Natividade
A
VOZ DOS SANTOS
«Muitíssimo dano,
amadíssimos, nos causaram um homem e uma mulher; mas graças a Deus, igualmente
por um homem e uma mulher tudo foi restaurado. E com grandíssimo aumento de
graças. Porque o dom não foi como tinha sido o delito, mas a grandeza do
benefício excede o dano».
«Assim, o prudentíssimo e
clementíssimo Artífice não quebrou o que estava rachado, antes o refez mais
utilmente por todos os modos, formando um novo Adão a partir do velho e
trocando Eva por Maria».
«Certamente, podia bastar
Cristo, pois toda a nossa suficiência nos vem d’Ele; mas não era bom para nós
que o homem estivesse sozinho [1].
Muito mais conveniente era que ambos os sexos participassem na nossa reparação,
já que ambos contribuíram para a nossa corrupção. Jesus Cristo Homem, é fiel e
poderoso Mediador entre Deus e os homens, mas os homens veneram n’Ele a
majestade divina. N’Ele a humanidade pareceria absorvida na divindade, não por
a natureza humana já não ser tal, mas por estar divinizada. D’Ele se canta a
misericórdia, mas igualmente a justiça, porque embora, pelo que sofreu, tenha
aprendido a compaixão e a misericórdia [2],
tem simultaneamente o poder de juiz. Enfim, a exigência do nosso Deus é como um
fogo ardente, de modo que o pecador não temeria chegar-se a Ele, com medo de
morrer diante da sua presença, como se derrete a cera?»
«Assim pois, a mulher
bendita entre todas as mulheres não está a mais. Vê-se claramente o papel que
desempenha na obra da nossa reconciliação, porque precisávamos de um mediador
próximo deste Mediador e ninguém pode desempenhar este ofício melhor que Maria.

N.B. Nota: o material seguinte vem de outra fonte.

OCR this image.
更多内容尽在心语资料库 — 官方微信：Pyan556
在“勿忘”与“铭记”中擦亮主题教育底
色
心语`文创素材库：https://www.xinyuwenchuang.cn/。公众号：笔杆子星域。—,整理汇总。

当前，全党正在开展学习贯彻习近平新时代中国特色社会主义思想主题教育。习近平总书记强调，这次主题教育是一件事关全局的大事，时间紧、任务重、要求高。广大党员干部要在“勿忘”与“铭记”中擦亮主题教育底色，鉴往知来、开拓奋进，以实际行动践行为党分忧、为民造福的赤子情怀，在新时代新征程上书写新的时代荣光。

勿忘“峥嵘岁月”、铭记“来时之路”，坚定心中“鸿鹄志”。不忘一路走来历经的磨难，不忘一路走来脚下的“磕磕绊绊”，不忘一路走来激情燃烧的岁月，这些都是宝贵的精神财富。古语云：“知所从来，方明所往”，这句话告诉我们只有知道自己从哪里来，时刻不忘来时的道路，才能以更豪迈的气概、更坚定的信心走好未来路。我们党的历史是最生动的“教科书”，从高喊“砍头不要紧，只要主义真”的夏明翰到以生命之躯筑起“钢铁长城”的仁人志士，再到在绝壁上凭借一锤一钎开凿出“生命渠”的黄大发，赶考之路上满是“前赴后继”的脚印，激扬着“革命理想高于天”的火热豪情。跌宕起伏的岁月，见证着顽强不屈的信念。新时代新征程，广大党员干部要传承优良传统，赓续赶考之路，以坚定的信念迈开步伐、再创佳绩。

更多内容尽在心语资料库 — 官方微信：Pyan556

Eva tinha sido uma mediadora demasiado cruel, por quem a serpente antiga
infundiu no homem o veneno mortífero. Mas fiel é Maria, que ofereceu aos homens
e às mulheres o antídoto salvador. Eva foi instrumento da tentação, Maria do
perdão; aquela induziu a pecar, esta trouxe a redenção. Que receio teria a
fragilidade humana de se chegar a Maria? N’Ela nada é austero, nada é terrível;
tudo é suave, oferecendo a todos leite e lã».

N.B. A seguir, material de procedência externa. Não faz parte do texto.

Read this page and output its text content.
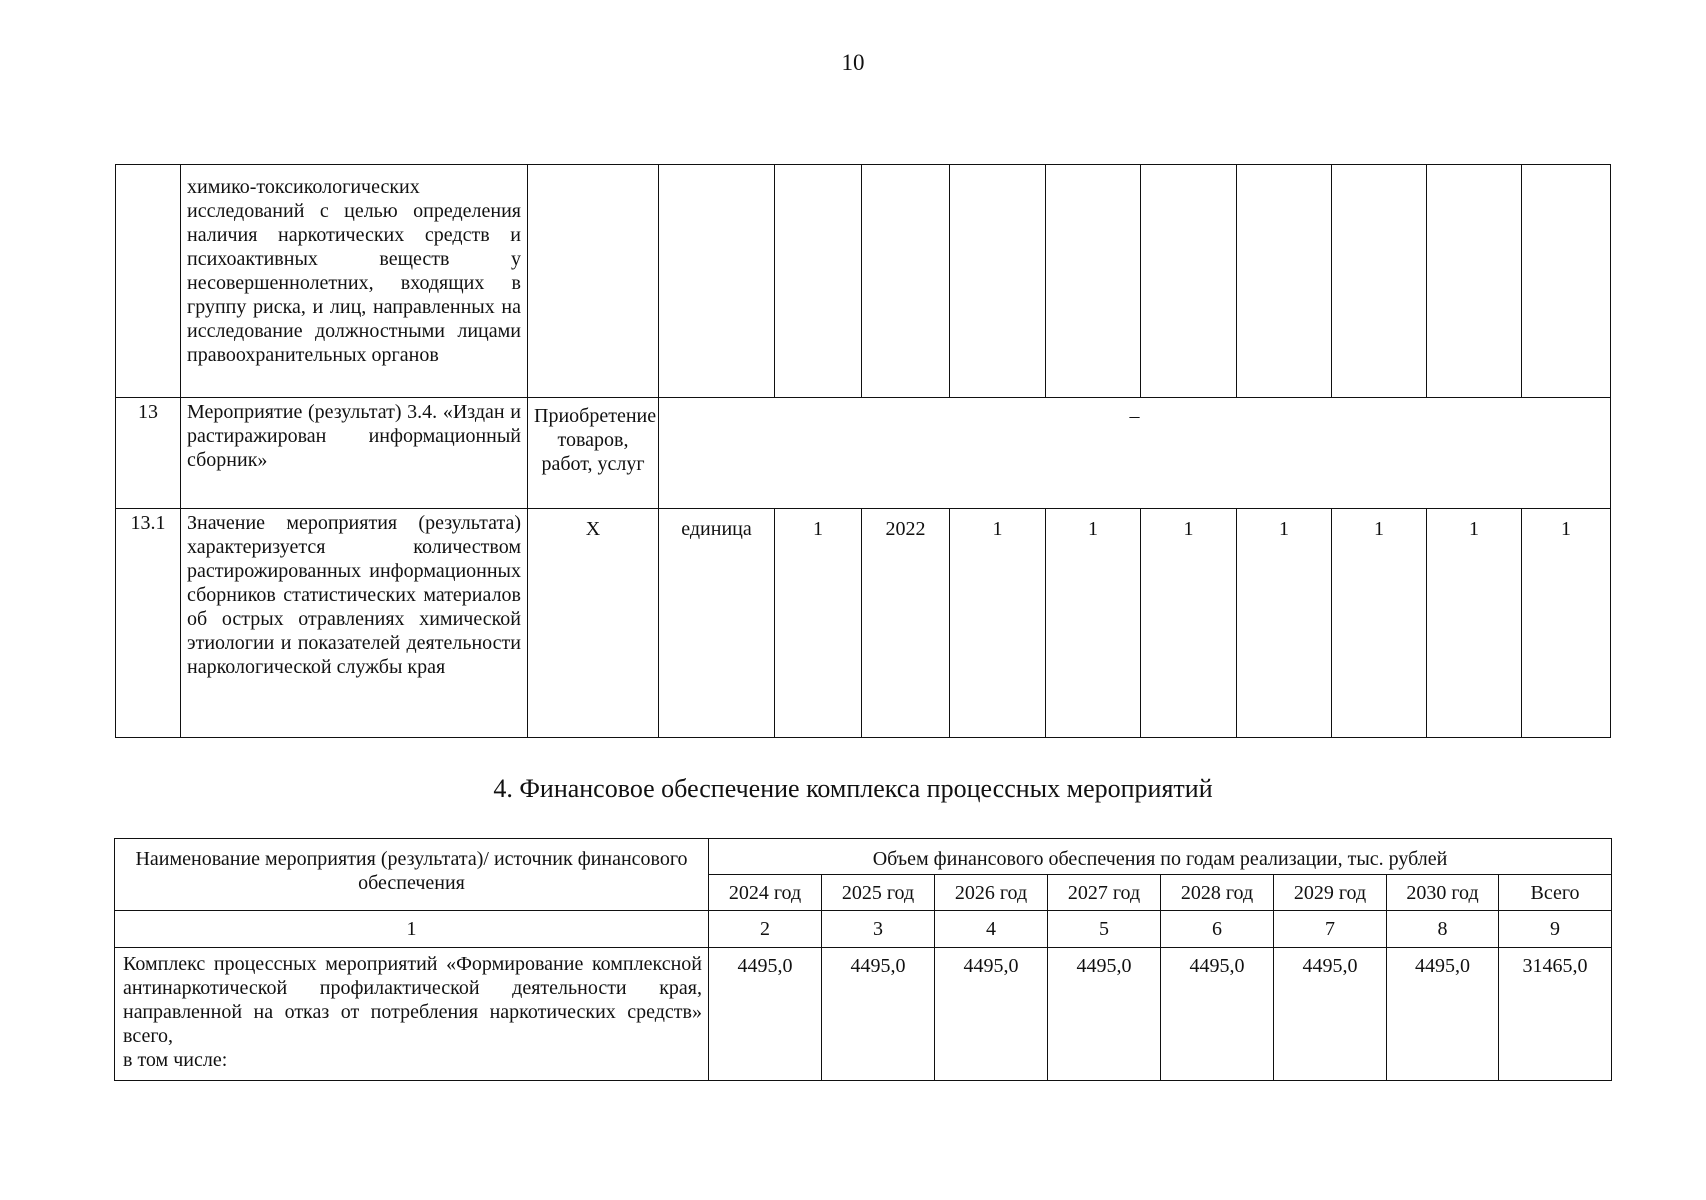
10
	химико-токсикологических исследований с целью определения наличия наркотических средств и психоактивных веществ у несовершеннолетних, входящих в группу риска, и лиц, направленных на исследование должностными лицами правоохранительных органов											
13	Мероприятие (результат) 3.4. «Издан и растиражирован информационный сборник»	Приобретение товаров, работ, услуг	–									
13.1	Значение мероприятия (результата) характеризуется количеством растирожированных информационных сборников статистических материалов об острых отравлениях химической этиологии и показателей деятельности наркологической службы края	Х	единица	1	2022	1	1	1	1	1	1	1
4. Финансовое обеспечение комплекса процессных мероприятий
Наименование мероприятия (результата)/ источник финансового обеспечения	Объем финансового обеспечения по годам реализации, тыс. рублей							
	2024 год	2025 год	2026 год	2027 год	2028 год	2029 год	2030 год	Всего
1	2	3	4	5	6	7	8	9

Комплекс процессных мероприятий «Формирование комплексной антинаркотической профилактической деятельности края, направленной на отказ от потребления наркотических средств» всего,
в том числе:	4495,0	4495,0	4495,0	4495,0	4495,0	4495,0	4495,0	31465,0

«Estuda com cuidado toda a
história evangélica e se encontras em Maria algo de dureza, de repreensão
desabrida, ou algum sinal de indignação, ainda que leve, poderias desconfiar e
ter receio de te chegares a Ela. Mas se, pelo contrário, como acontece de
facto, descobres que tudo o que a Ela pertence está cheio de piedade e de
misericórdia, de mansidão e de graça, agradece-o ao Senhor que, com a sua
benigníssima misericórdia, providenciou para ti uma mediadora tão maravilhosa,
pois nada pode haver na Virgem que inspire temor. Ela fez-se toda para todos;
tornou-se devedora de sábios e de ignorantes, com imensíssimo amor. A todos
abre o regaço da misericórdia, para que todos recebam da sua plenitude: o
cativo redenção, o enfermo cura, o aflito consolo, o pecador perdão, o justo
graça, o anjo alegria; enfim, toda a Trindade recebe glória; e a própria Pessoa
do Filho recebe d’Ela a substância da carne humana, a fim de que não haja quem
se esconda da sua ternura».
São
Bernardo (século XII), Sermão no Domingo da oitava anterior à Assunção, 1-2.